Analyzing the Anesthesia human-machine system

When anesthetized, you are in the hands of the nurses and machines. How does this system operate and are there any needs for improvements? A cognitive ergonomics project applied in real context, during a course at Chalmers, masters level, together with two other students.

This was a heavily user research-based project to learn how to use methods to extract needs and requirements in contexts involving complex systems and expert users. As students we were free to try out as many methods as possible.

I learned how to measure mental workload, understood more about mental models, attention, and different sensory modalities. I also gained practice in using systems theory to eventually identify solutions that could support the anesthesia nurses in their work.

Surgery room — Photo by Piron Guillaume on Unsplash

Contextual inquiry

As students, we were welcome to observe a couple of surgeries. This was an unique experience and I am impressed by the relaxed, yet focused atmosphere in the surgery rooms, and how the teams cooperated to ensure that every detail was under control.

During the surgeries we could ask questions and get a much better understanding of the different tasks than if we were to only use a regular interview.

Methods used

Contextual inquiry
Observations (of brain surgeries in surgery room)
Enhanced Cognitive Walkthrough (to identify potential use errors)
Nasa TLX (evaluate task demand and mental workload)
ECOM (analysis of decision making processes)
ETTO principle (the trade-off between efficiency and thoroughness)

ACTA (expert interviews, to understand difference in mental models between expert and novice)
Hierarchical Task Analysis
Use cases
User profiles and personas
User relations
Emotion wheel

Defining the system

The first step was to define the system, its elements, connections and borders. There is a lot going on in the surgery room so this definition helped us to keep track of what was happening, and to keep our focus on the anesthesia system.

Analyzing the tasks

The next step was to identify the tasks, and the main goal of the system. We focused on three use cases throughout the analysis - preparation, patient start and monitoring, as these were the ones we could observe.

Measuring mental workload

Different methods were used to identify which tasks meant a higher mental workload for the nurses. Below are ratings generated by the Nasa-TLX method for the tasks “Preparation” (left) and “Patient start” (right). The emotional aspects of the tasks were also evaluated, showing that nurses experienced negative feelings when they felt unprepared for an event during the surgery.

Mental models

Findings made it clear that all nurses were highly skilled in handling the ventilator. The most valuable knowledge comes with experience, and builds on what we referred to as “Physiological thinking”. Inexperienced nurses found it difficult to always be prepared for the unexpected, while an experienced nurse is more likely to predict what can go wrong during a procedure, as they had a more robust understanding of how the human body could react in certain situations.

Wireframing a solution

One of the most cognitive demanding tasks was the preparation phase. The nurse has to memorize the name of the patient, the age, weight and height as well as any diseases that can affect the surgery. This was often done by repeating the factors over and over again in their minds at the same time as they prepared the surgery room.

The proposed solution is a system that helps the nurse and the team to easily access these parameters, along with supporting functions where nurses can log the injected drugs and make notes to communicate between departments. The solution should support the operator with planning and retrieval of information before, during and after a surgery.

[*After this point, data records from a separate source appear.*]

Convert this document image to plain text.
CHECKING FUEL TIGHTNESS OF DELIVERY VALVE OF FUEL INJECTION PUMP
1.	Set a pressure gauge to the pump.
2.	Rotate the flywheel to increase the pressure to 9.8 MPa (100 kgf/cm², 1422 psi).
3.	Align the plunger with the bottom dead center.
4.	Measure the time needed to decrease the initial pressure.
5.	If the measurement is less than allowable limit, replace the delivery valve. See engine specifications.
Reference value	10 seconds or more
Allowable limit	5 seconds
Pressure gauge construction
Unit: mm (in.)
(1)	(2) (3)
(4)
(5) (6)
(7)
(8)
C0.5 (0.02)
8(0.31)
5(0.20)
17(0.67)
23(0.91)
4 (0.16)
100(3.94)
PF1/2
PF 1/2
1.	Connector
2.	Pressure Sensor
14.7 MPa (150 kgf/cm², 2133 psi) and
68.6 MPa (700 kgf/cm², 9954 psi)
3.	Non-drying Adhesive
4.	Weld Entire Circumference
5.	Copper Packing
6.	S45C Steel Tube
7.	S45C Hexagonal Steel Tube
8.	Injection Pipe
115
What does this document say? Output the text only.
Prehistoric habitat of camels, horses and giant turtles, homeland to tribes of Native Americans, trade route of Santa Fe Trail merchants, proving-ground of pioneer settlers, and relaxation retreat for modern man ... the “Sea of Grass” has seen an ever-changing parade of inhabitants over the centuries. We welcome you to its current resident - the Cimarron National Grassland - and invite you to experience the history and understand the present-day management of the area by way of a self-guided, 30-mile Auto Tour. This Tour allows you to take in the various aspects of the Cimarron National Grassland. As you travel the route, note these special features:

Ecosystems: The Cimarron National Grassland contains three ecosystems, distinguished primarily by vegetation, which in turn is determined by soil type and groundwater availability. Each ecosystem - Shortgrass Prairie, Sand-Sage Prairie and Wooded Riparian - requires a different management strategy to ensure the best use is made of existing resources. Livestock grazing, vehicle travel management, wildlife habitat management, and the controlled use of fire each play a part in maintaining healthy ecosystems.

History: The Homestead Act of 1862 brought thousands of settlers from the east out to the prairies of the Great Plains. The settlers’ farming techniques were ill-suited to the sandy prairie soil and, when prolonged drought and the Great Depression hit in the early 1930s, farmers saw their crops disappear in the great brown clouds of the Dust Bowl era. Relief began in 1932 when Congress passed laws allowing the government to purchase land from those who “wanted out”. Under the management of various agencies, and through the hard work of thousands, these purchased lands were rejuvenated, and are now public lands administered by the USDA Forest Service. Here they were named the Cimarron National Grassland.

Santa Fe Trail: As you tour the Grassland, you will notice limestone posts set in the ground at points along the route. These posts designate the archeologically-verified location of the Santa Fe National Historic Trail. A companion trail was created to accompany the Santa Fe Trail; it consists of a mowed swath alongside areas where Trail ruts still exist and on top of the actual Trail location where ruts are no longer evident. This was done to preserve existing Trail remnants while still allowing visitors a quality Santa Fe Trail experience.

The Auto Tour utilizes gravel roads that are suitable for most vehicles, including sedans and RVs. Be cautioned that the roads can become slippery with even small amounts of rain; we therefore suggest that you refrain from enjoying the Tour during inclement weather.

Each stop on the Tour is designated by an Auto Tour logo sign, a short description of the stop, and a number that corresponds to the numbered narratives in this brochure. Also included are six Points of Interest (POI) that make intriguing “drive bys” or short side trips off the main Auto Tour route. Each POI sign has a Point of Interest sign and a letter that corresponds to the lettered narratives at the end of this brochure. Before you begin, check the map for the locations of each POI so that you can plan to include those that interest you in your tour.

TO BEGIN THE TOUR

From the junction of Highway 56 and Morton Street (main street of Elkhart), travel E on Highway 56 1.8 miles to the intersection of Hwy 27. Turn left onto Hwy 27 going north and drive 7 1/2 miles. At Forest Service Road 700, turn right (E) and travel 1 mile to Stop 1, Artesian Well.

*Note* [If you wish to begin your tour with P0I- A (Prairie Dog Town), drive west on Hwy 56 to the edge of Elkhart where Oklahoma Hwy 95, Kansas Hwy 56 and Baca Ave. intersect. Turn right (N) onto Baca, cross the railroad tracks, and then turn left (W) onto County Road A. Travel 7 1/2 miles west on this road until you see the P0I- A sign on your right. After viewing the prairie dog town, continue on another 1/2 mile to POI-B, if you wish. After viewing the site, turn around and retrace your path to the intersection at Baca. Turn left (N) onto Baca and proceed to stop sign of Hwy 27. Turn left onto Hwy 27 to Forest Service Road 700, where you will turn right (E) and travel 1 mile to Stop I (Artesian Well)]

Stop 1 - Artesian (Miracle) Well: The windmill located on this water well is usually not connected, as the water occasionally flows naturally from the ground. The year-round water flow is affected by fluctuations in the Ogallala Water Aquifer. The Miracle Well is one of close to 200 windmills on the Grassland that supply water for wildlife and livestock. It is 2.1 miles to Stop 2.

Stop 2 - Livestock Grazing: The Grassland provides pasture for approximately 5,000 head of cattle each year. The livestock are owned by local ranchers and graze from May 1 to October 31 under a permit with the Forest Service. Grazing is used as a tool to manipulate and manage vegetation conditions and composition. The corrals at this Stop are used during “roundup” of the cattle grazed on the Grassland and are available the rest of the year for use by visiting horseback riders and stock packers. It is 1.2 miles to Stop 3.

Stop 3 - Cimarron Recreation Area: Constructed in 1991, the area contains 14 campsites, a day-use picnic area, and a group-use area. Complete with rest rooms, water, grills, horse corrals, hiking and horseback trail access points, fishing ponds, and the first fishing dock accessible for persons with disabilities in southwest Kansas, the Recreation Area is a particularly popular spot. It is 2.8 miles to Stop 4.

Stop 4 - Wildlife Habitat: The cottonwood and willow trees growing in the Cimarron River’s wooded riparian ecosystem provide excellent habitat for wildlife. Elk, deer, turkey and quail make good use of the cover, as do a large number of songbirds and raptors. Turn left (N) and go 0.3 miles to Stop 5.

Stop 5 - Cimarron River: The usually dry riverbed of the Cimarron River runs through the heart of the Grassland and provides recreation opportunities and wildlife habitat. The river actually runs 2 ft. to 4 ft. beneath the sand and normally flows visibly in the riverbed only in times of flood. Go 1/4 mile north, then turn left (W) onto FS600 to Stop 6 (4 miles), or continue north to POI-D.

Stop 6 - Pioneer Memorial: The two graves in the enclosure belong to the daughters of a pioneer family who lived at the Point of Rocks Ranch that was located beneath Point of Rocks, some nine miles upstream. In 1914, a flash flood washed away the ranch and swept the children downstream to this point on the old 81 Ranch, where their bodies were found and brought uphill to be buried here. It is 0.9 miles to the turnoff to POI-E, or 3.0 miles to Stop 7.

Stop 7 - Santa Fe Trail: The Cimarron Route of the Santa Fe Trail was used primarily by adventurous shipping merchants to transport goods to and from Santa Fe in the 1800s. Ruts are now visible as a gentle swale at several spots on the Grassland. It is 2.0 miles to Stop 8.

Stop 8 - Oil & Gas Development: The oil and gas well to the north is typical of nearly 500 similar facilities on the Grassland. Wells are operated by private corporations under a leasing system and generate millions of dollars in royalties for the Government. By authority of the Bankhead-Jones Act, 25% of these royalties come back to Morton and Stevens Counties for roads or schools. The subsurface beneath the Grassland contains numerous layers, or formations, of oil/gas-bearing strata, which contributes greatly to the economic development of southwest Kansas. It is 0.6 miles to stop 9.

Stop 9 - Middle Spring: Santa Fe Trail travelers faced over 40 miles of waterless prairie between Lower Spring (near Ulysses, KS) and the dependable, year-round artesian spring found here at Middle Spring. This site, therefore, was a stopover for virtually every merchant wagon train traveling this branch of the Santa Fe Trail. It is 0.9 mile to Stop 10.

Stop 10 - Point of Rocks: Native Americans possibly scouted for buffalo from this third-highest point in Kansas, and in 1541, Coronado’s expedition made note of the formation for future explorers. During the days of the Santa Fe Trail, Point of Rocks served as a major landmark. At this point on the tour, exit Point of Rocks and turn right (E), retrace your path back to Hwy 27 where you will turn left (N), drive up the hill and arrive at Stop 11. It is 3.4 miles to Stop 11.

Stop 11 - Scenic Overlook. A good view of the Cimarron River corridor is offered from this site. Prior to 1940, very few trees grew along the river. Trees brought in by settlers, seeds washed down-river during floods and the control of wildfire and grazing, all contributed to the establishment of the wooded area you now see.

One of the key features would be to present relevant information and warnings based on the medical journal, medicine list, planned procedure and actions during the surgery. The system could give suggestions on what to think about during the surgery which both helps the experienced nurse to prepare mentally, and supports new nurses to improve their mental model referred to as physiological thinking.

In the future, a system built on AI and machine learning could help the nurses to become even better at identifying risks and avoiding unexpected events.

Changes on an organizational level?

To make the greeting of the patient less demanding, it was also suggested that the anesthesia team would get more time with the patient, before it is time to enter the surgery room. The suggested system could then be used to make notes about any circumstances that could affect the anesthesia, and the nurses would have a calm setting when meeting the patient for the first time.